Sur la retraite par capitalisation, la droite accusée de dévoiler un « agenda caché »

Bruno Retailleau, le président du groupe Les Républicains au Sénat, est soupçonné d’avoir dévoilé un « agenda caché » lors de l’étude de la réforme des retraites, en l’occurrence l’instauration de la retraite par capitalisation (photographie du 2 février).
Bruno Retailleau, le président du groupe Les Républicains au Sénat, est soupçonné d’avoir dévoilé un « agenda caché » lors de l’étude de la réforme des retraites, en l’occurrence l’instauration de la retraite par capitalisation (photographie du 2 février).

POLITIQUE - Dans les manifestations contre la réforme des retraites, cette crainte est souvent illustrée par des références à BlackRock, le géant américain de la gestion d’actifs qui a déjà été soupçonné de pousser la France à en finir avec le système par répartition. Et l’amendement adopté ce dimanche 5 mars par le Sénat ne risque pas de rassurer ceux qui voient dans le projet du gouvernement la porte ouverte vers ce système qui ferait le bonheur des fonds d’investissement.

Et pour cause : la droite sénatoriale a profité du débat sur la réforme des retraites pour imposer dans les discussions la retraite par capitalisation. Autrement dit, un système où chaque actif se construirait sa propre retraite en épargnant, via un fonds de d’investissements, comme c’est déjà le cas dans d’autres pays. Un dispositif qui, de fait, soumet les pensions des retraités aux aléas du marché.

Juste une dose

Pour les sénateurs LR, il ne s’agit pourtant pas de passer à un système à l’américaine en un claquement de doigts. Selon eux, l’objectif est d’introduire seulement « une dose » de capitalisation, afin de « sauver le système par répartition ».

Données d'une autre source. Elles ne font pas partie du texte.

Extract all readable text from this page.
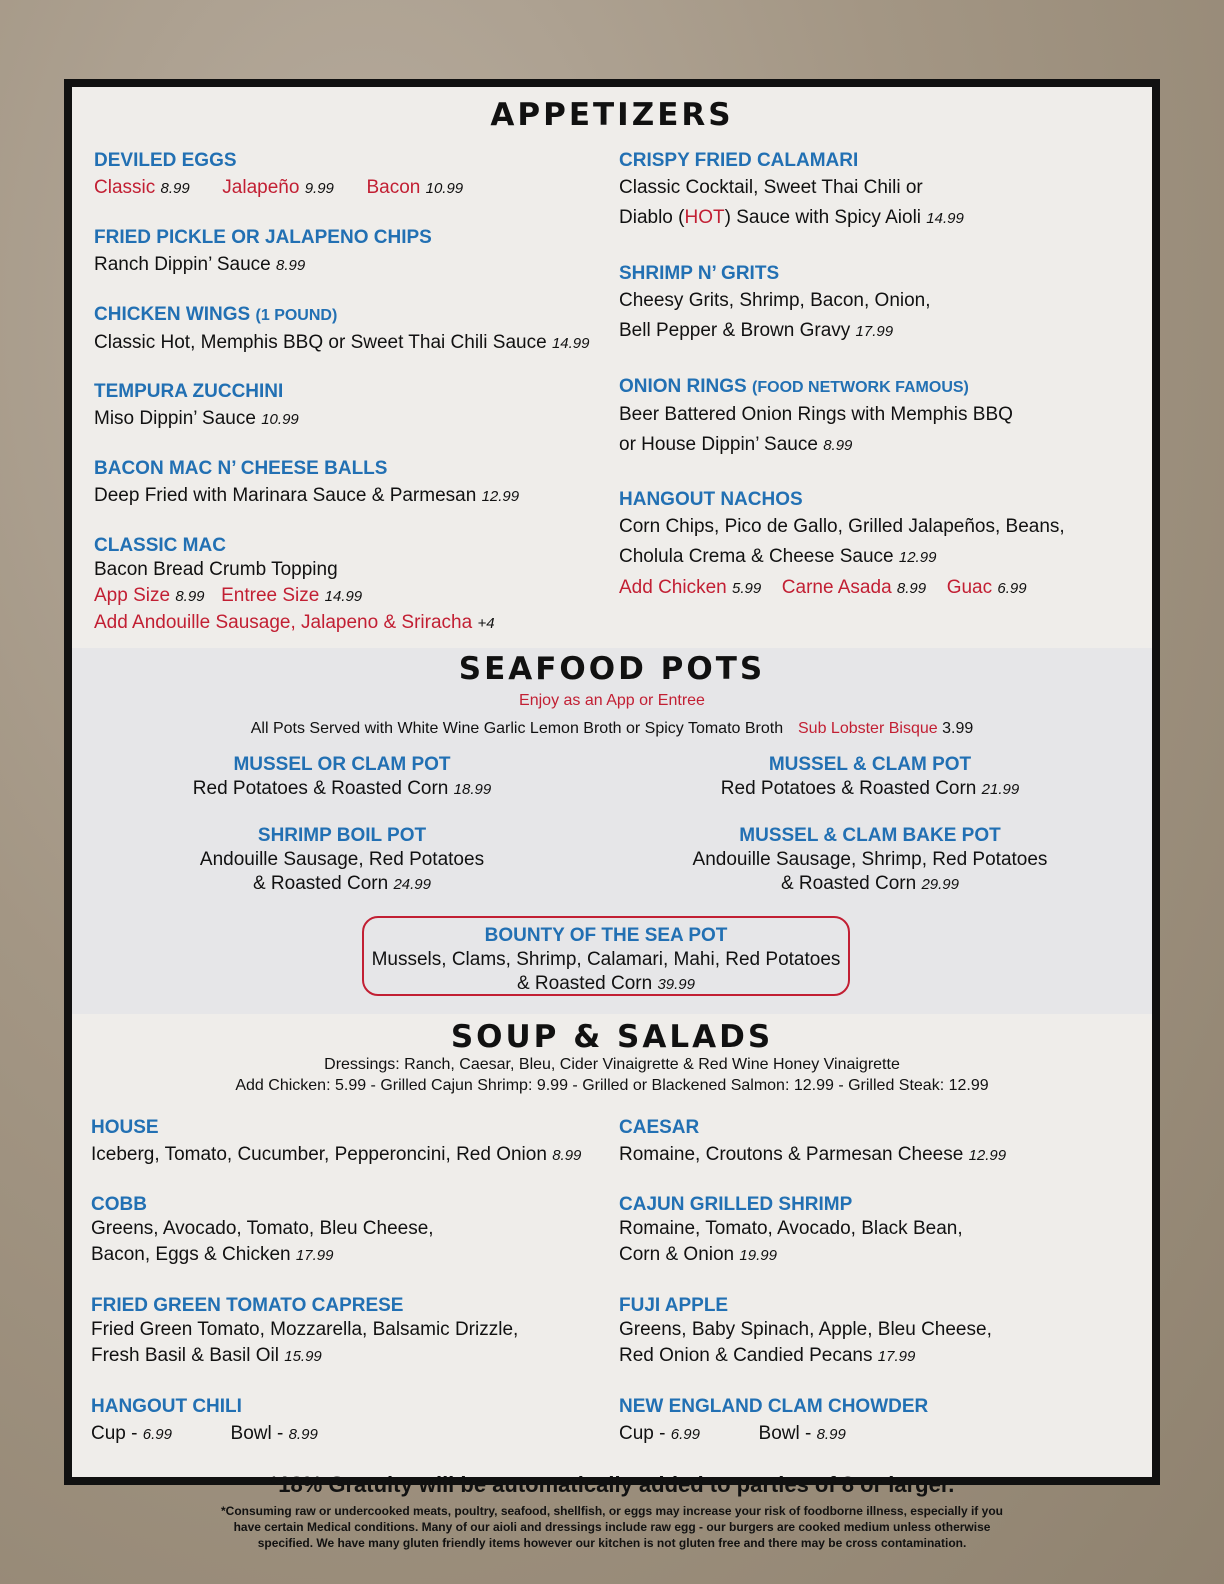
APPETIZERS
DEVILED EGGS
Classic 8.99 Jalapeño 9.99 Bacon 10.99
FRIED PICKLE OR JALAPENO CHIPS
Ranch Dippin’ Sauce 8.99
CHICKEN WINGS (1 POUND)
Classic Hot, Memphis BBQ or Sweet Thai Chili Sauce 14.99
TEMPURA ZUCCHINI
Miso Dippin’ Sauce 10.99
BACON MAC N’ CHEESE BALLS
Deep Fried with Marinara Sauce & Parmesan 12.99
CLASSIC MAC
Bacon Bread Crumb Topping
App Size 8.99 Entree Size 14.99
Add Andouille Sausage, Jalapeno & Sriracha +4
CRISPY FRIED CALAMARI
Classic Cocktail, Sweet Thai Chili or
Diablo (HOT) Sauce with Spicy Aioli 14.99
SHRIMP N’ GRITS
Cheesy Grits, Shrimp, Bacon, Onion,
Bell Pepper & Brown Gravy 17.99
ONION RINGS (FOOD NETWORK FAMOUS)
Beer Battered Onion Rings with Memphis BBQ
or House Dippin’ Sauce 8.99
HANGOUT NACHOS
Corn Chips, Pico de Gallo, Grilled Jalapeños, Beans,
Cholula Crema & Cheese Sauce 12.99
Add Chicken 5.99 Carne Asada 8.99 Guac 6.99
SEAFOOD POTS
Enjoy as an App or Entree
All Pots Served with White Wine Garlic Lemon Broth or Spicy Tomato Broth Sub Lobster Bisque 3.99
MUSSEL OR CLAM POT
Red Potatoes & Roasted Corn 18.99
MUSSEL & CLAM POT
Red Potatoes & Roasted Corn 21.99
SHRIMP BOIL POT
Andouille Sausage, Red Potatoes
& Roasted Corn 24.99
MUSSEL & CLAM BAKE POT
Andouille Sausage, Shrimp, Red Potatoes
& Roasted Corn 29.99
BOUNTY OF THE SEA POT
Mussels, Clams, Shrimp, Calamari, Mahi, Red Potatoes
& Roasted Corn 39.99
SOUP & SALADS
Dressings: Ranch, Caesar, Bleu, Cider Vinaigrette & Red Wine Honey Vinaigrette
Add Chicken: 5.99 - Grilled Cajun Shrimp: 9.99 - Grilled or Blackened Salmon: 12.99 - Grilled Steak: 12.99
HOUSE
Iceberg, Tomato, Cucumber, Pepperoncini, Red Onion 8.99
CAESAR
Romaine, Croutons & Parmesan Cheese 12.99
COBB
Greens, Avocado, Tomato, Bleu Cheese,
Bacon, Eggs & Chicken 17.99
CAJUN GRILLED SHRIMP
Romaine, Tomato, Avocado, Black Bean,
Corn & Onion 19.99
FRIED GREEN TOMATO CAPRESE
Fried Green Tomato, Mozzarella, Balsamic Drizzle,
Fresh Basil & Basil Oil 15.99
FUJI APPLE
Greens, Baby Spinach, Apple, Bleu Cheese,
Red Onion & Candied Pecans 17.99
HANGOUT CHILI
Cup - 6.99	Bowl - 8.99
NEW ENGLAND CLAM CHOWDER
Cup - 6.99	Bowl - 8.99
*18% Gratuity will be automatically added to parties of 8 or larger.
*Consuming raw or undercooked meats, poultry, seafood, shellfish, or eggs may increase your risk of foodborne illness, especially if you
have certain Medical conditions. Many of our aioli and dressings include raw egg - our burgers are cooked medium unless otherwise
specified. We have many gluten friendly items however our kitchen is not gluten free and there may be cross contamination.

Dans l’hémicycle, le patron des sénateurs LR Bruno Retailleau a détaillé cette idée. « On pourrait imaginer une fusée à trois étages : la répartition, les complémentaires gérées par les partenaires sociaux, et enfin un dernier étage par capitalisation », a fait valoir l’élu de Vendée, qui jure qu’il s’agirait d’un système « collectif et solidaire » et non individuel.

Majoritaires au Sénat, les élus de droite ont voté un amendement en ce sens, qui vise à étudier « les modalités d’instauration d’un régime social applicable à des cotisations versées à un régime d’assurance vieillesse par capitalisation ». Et ce, malgré l’avis défavorable du gouvernement. Cet amendement d’appel, qui vise plus à la discussion qu’à une traduction dans la loi discutée, a été adopté à 163 voix contre 126.

Ce dont la Macronie se serait bien passée. « Pas question d’en venir à une forme de capitalisation obligatoire », a grondé sur Public Sénat le patron des sénateurs Renaissance François Patriat, qui estime que « le système par capitalisation est l’affaire de ceux qui peuvent se la payer ». Le gouvernement, par la voix d’Olivier Véran, avait déjà fermé la porte à cette hypothèse.

« Agenda caché »

Reste que cette offensive de la droite donne du grain à moudre à la gauche, qui voit dans l’initiative des élus LR un « agenda caché » et l’objectif réel de la réforme des retraites.

« Ce qui est bien avec les sénateurs de droite c’est qu’ils disent tout haut ce que le gouvernement pense tout bas. La retraite par capitalisation : voilà l’objectif ! La finance ne supporte pas en effet que 350 milliards de cotisations annuelles lui échappent », a tweeté la sénatrice communiste de Seine-Maritime Céline Brulin.

« Au moins, c’est clair », a poursuivi sa collègue écolo Mélanie Vogel, publiant le détail de l’amendement en question. « Le but caché des incessantes réformes des retraites et de la baisse des pensions : la capitalisation votée par la droite du Sénat », a réagi Jean-Luc Mélenchon.

Depuis la présentation de la réforme des retraites début janvier, plusieurs élus de gauche avaient déjà soupçonné le projet d’ouvrir la voie à la capitalisation. « La réforme Macron ne promeut pas directement la capitalisation, mais indirectement, les coups de rabot au régime général y contribuent », affirmait notamment l’eurodéputée insoumise Manon Aubry.

Ce que le gouvernement a toujours nié, faisant du report de l’âge légal de départ en retraite une volonté de « sauver le système actuel », dont la philosophie est basée sur la solidarité intergénérationnelle. Début février dans le JDD, Élisabeth Borne définissait son texte comme une nécessité de préserver la France de « la retraite par capitalisation, qui incarne le règne du chacun pour soi, au détriment des plus modestes ». Ses alliés de droite au Sénat pensent manifestement autrement.